Nathalie Applewhite

Nathalie Applewhite's picture
Strategic Director of Development

Nathalie Applewhite is the strategic director of development. She leads the Center's development efforts, overseeing fundraising initiatives in collaboration with the executive director and other team leaders, the management of current grants, impact collection and communication, and the Center’s individual donor campaigns. She plays a strategic role in the framing of initiatives and working across teams to advance the Center's mission. Nathalie joined the Pulitzer Center in 2006, shortly after its founding, and has played a key role in the development of the Center's model and approach towards journalism initiatives, communications, and public and educational outreach.

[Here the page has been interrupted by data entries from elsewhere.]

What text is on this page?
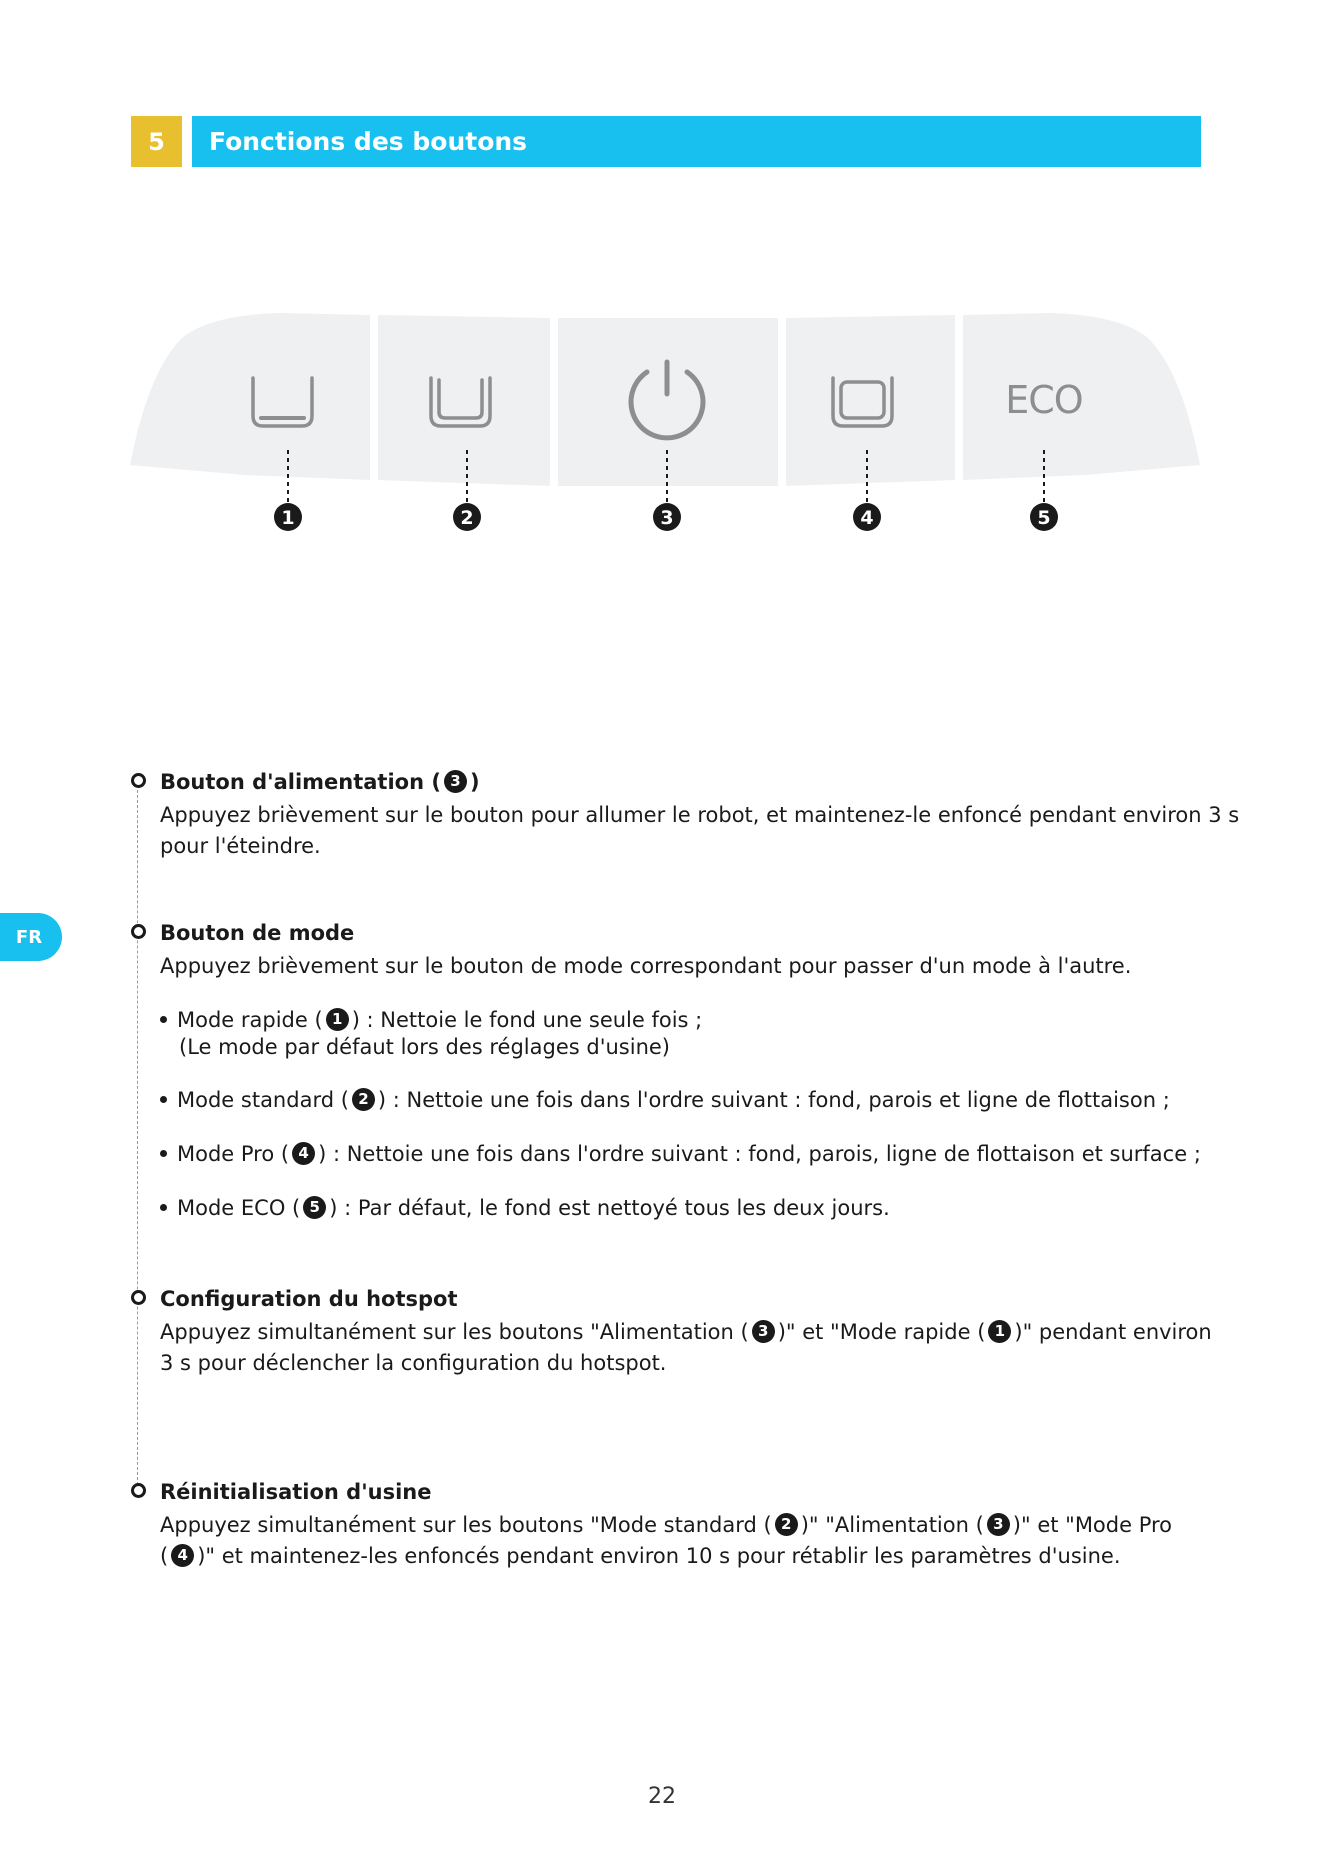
5	Fonctions des boutons
ECO
1	2	3	4	5
FR
Bouton d'alimentation ( 3 )

Appuyez brièvement sur le bouton pour allumer le robot, et maintenez-le enfoncé pendant environ 3 s
pour l'éteindre.

Bouton de mode

Appuyez brièvement sur le bouton de mode correspondant pour passer d'un mode à l'autre.

Mode rapide ( 1 ) : Nettoie le fond une seule fois ;
(Le mode par défaut lors des réglages d'usine)
Mode standard ( 2 ) : Nettoie une fois dans l'ordre suivant : fond, parois et ligne de flottaison ;
Mode Pro ( 4 ) : Nettoie une fois dans l'ordre suivant : fond, parois, ligne de flottaison et surface ;
Mode ECO ( 5 ) : Par défaut, le fond est nettoyé tous les deux jours.
Configuration du hotspot

Appuyez simultanément sur les boutons "Alimentation ( 3 )" et "Mode rapide ( 1 )" pendant environ
3 s pour déclencher la configuration du hotspot.

Réinitialisation d'usine

Appuyez simultanément sur les boutons "Mode standard ( 2 )" "Alimentation ( 3 )" et "Mode Pro
( 4 )" et maintenez-les enfoncés pendant environ 10 s pour rétablir les paramètres d'usine.

22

Before joining the Center, Nathalie worked nationally and internationally on documentaries, educational, political and commercial productions as a producer, director, and editor. She also worked as a consultant for the Executive Office of the Secretary General at the United Nations, and as a project manager and media specialist for the University of Pennsylvania’s Literacy Research Center. Nathalie's award-winning film Picture Me an Enemy, about two young women from the former Yugoslavia, was screened nationally and internationally in film festivals and universities.

Nathalie holds a Master’s degree from the School of International and Public Affairs (SIPA) at Columbia University, where she concentrated in International Security Policy with a regional concentration in the Middle East. She focused on the intersections of media, democracy, and nationalism, and in the role of media in war and its potential in conflict prevention, resolution and peace-building. Nathalie received a BA in Visual Anthropology from Temple University, after an eclectic run of international programs and cultural studies in NY, France, Latin America, and Japan.

Nathalie has run dozens of workshops on multi-media production for journalists, and made presentations at universities, high schools, and conferences on war and representation, the role of media in conflict, global reporting at a crossroads, and the intersection of new and traditional news media.